La ville où le contrôle policier (appareils technologiques, forces de police) est capillaire. La ville est un ensemble « interclasse » où, dans les banlieues mêmes, l’identité sociale est souvent intangible.

Cependant, la jungle n’est pas seulement cela. C’est aussi un réseau de collectifs et de communautés de lutte. C’est pour cette raison que nous présentons dans ce numéro de la revue diverses expériences, éloignées les unes des autres, mais qui dans leurs différences représentent des formes de lutte et d’organisation capables d’intervenir au sein de la jungle métropolitaine. Du sport au soutien internationaliste, de la lutte pour le bien public à la lutte contre la répression, de l’organisation des travailleurs précaires à la lutte contre la drogue dans les quartiers, etc. Où les prolétaires (salariés ou non) se donnent des formes concrètes d’organisation, et de travail collectif. Ces expériences ont des limites, des défauts, mais ce sont des formes concrètes d’expérimentation.
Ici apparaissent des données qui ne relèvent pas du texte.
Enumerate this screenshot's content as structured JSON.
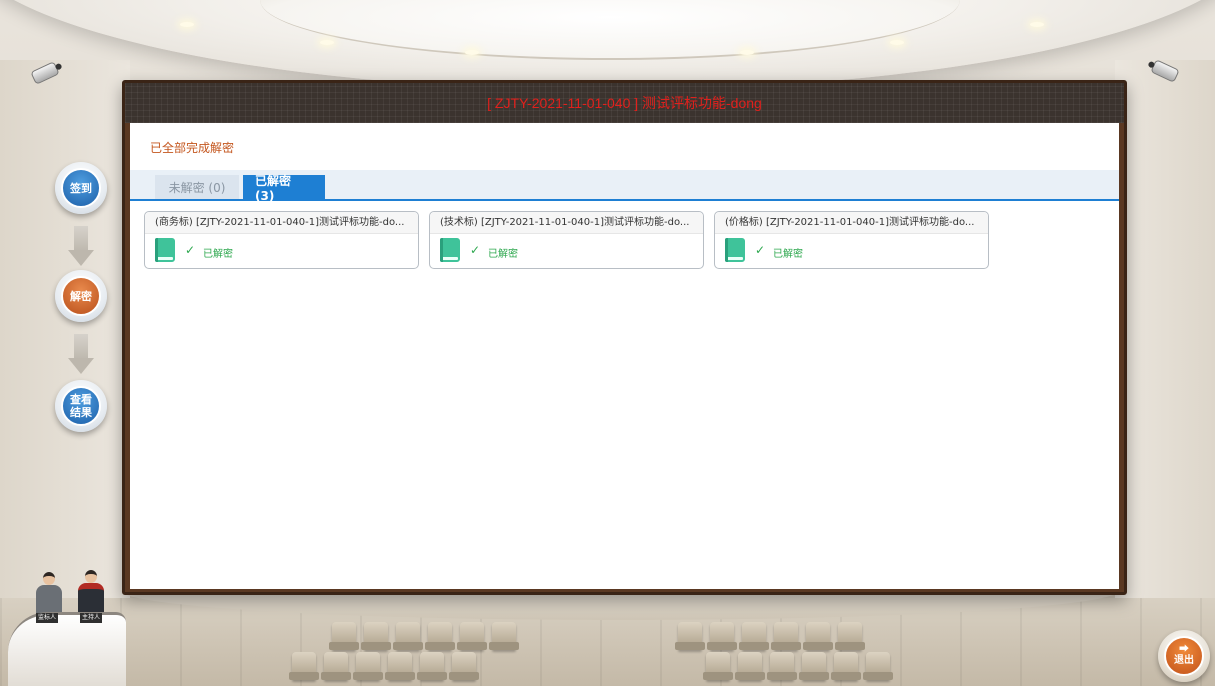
{
  "screen": {
    "title": "[ ZJTY-2021-11-01-040 ] 测试评标功能-dong",
    "status": "已全部完成解密"
  },
  "tabs": [
    {
      "label": "未解密 (0)",
      "active": false
    },
    {
      "label": "已解密 (3)",
      "active": true
    }
  ],
  "cards": [
    {
      "title": "(商务标) [ZJTY-2021-11-01-040-1]测试评标功能-do...",
      "icon": "book-icon",
      "status": "已解密"
    },
    {
      "title": "(技术标) [ZJTY-2021-11-01-040-1]测试评标功能-do...",
      "icon": "book-icon",
      "status": "已解密"
    },
    {
      "title": "(价格标) [ZJTY-2021-11-01-040-1]测试评标功能-do...",
      "icon": "book-icon",
      "status": "已解密"
    }
  ],
  "steps": [
    {
      "label": "签到",
      "icon": "blue-circle"
    },
    {
      "label": "解密",
      "icon": "orange-circle"
    },
    {
      "label": "查看结果",
      "line1": "查看",
      "line2": "结果",
      "icon": "blue-circle"
    }
  ],
  "hosts": {
    "judge_plate": "监标人",
    "host_plate": "主持人"
  },
  "exit": {
    "label": "退出",
    "icon": "exit-icon"
  },
  "colors": {
    "title_red": "#e0201c",
    "status_orange": "#c4561e",
    "tab_blue": "#1e7fd3",
    "success_green": "#2ea84f",
    "book_teal": "#3fc39a"
  }
}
La ville n’est pas seulement la citadelle du pouvoir1, elle est aussi le terrain où le pouvoir doit organiser sa force, administrer sa force. C’est donc dans l’espace urbain que les contradictions du système se manifestent de la manière la plus frappante. Sa vitesse devient sa faiblesse, son gigantisme urbain es la forêt où les  » naxalites urbains  » peuvent organiser la résistance. La « dispersion » des prolétaires dans les chaînes d’organisation du travail d’aujourd’hui n’est qu’apparente, si nous considérons la concentration des prolétaires vivant à l’intérieur de la métropole aujourd’hui. Elle nous donne le périmètre sur lequel commencer à poser les bases d’une perspective révolutionnaire adaptée au contexte impérialiste et métropolitain actuel et aux rapports de force actuels entre les classes, dans un contexte marqué par des processus de crise de plus en plus évidents.

La principale méthode de travail des communistes est la ligne de masse. Cette méthode peut également être désignée comme la méthode consistant à diriger le mouvement des masses populaires2 en développant leurs initiatives de l’intérieur, à conduire (guider, diriger) les masses populaires vers le socialisme en les amenant à développer de plus en plus leurs propres initiatives. Évidemment, cette méthode repose sur le fait que les masses populaires tendent vers le socialisme parce que la situation objective, et donc leur expérience pratique, les y pousse ; c’est-à-dire qu’elle repose sur le caractère universel et le rôle principal assumé par la contradiction entre la nature collective du processus de production et des forces productives d’une part, et la propriété individuelle de celles-ci et l’initiative économique individuelle d’autre part.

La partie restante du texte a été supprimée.